Harris hocha brièvement du chef en manière de salut.

— Permettez-moi de vous mettre au courant des derniers développements, en suite de quoi nous vous poserons quelques questions, dit Foskins. Nous nous sommes livrés à un examen approfondi de ces monstres et nous ne leur avons rien trouvé de particulièrement anormal, si ce n’est leur taille, bien sûr, et celle, relativement importante, de leur cerveau. Leurs dents sont plus longues, mais seulement à proportion de leur corps. Leurs oreilles, qui frappent, à première vue, par leur longueur, parce qu’elles sont dépourvues de poils sont, en fait, elles aussi, parfaitement proportionnées à leur corps. C’est que le rat noir a normalement les oreilles plus allongées que le rat brun. Ce qui nous amène à un point digne d’intérêt. — Il se tut, le temps de faire signe à Harris de prendre un siège. — Le rat brun semble avoir disparu de Londres. Incapable de grimper aussi bien que le noir, il avait moins de chances de survivre. Le rat noir sait grimper le long de murs et sauter sur des toits, tandis que le brun a eu de plus en plus de mal à accéder aux sources de nourriture. La bataille pour la domination de Londres aura duré des années et, pour finir, le rat noir semble en être sorti totalement vainqueur. Nous n’avons pas trouvé trace d’un seul rat brun, ni même d’excréments de rat brun  – lesquels sont très différents et facilement reconnaissables.

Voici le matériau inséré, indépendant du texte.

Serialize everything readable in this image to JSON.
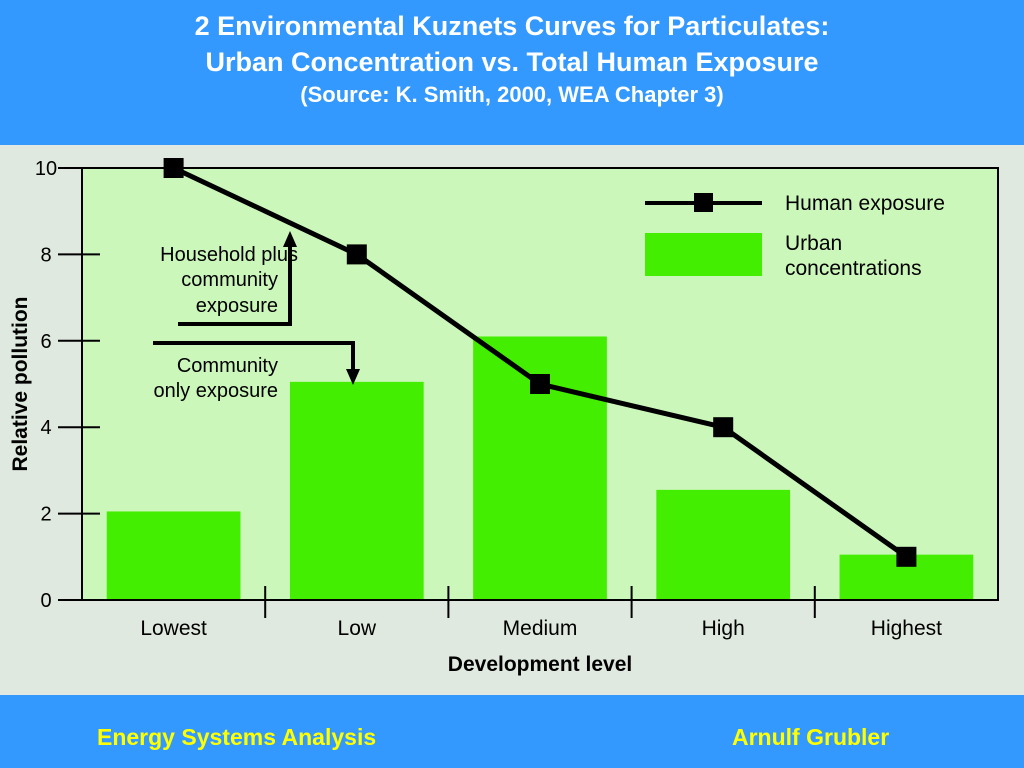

— Il est donc naturel de supposer que l’apparition des rats noirs géants a emporté la décision, intervint l’un des membres du groupe.

— Un peu comme si un petit pays se procurait soudain la bombe H, commenta Foskins. Quoi qu’il en soit, il semble donc qu’ils ont complètement vaincu le rat brun. L’un des plus jeunes membres de l’équipe, - il regardait celui qui venait de prendre la parole, - a donc suggéré de ré-infester Londres d’une multitude de rats bruns, leur donnant l’avantage du nombre, pour qu’ils combattent victorieusement le rat noir. Inutile de dire que nous n’avons nullement l’intention de transformer l’East End en champ clos pour l’affrontement des rongeurs. Les conséquences d’une telle proposition auraient risqué d’être désastreuses.

Le jeune chercheur vira au pourpre et s’absorba dans la contemplation de ses ongles.

— Voici donc notre ennemi, poursuivit Foskins en brandissant une photo très agrandie d’un rat  – mort. Rattus rattus, le rat noir, ou rat des navires. Dans certains pays tropicaux, il existe des représentants de l’espèce dont la taille peut atteindre de telles proportions. Nous pensions donc qu’un  – ou plusieurs  – spécimens ont été introduits dans notre pays et mis en mesure de s’accoupler avec des congénères d’ici. Il faut croire que cela aura été fait en secret. Aucun zoo n’a pu nous fournir le moindre renseignement sur un programme de ce genre et l’illégalité même d’une telle entreprise nous convainc que personne ne viendra s’en accuser volontairement.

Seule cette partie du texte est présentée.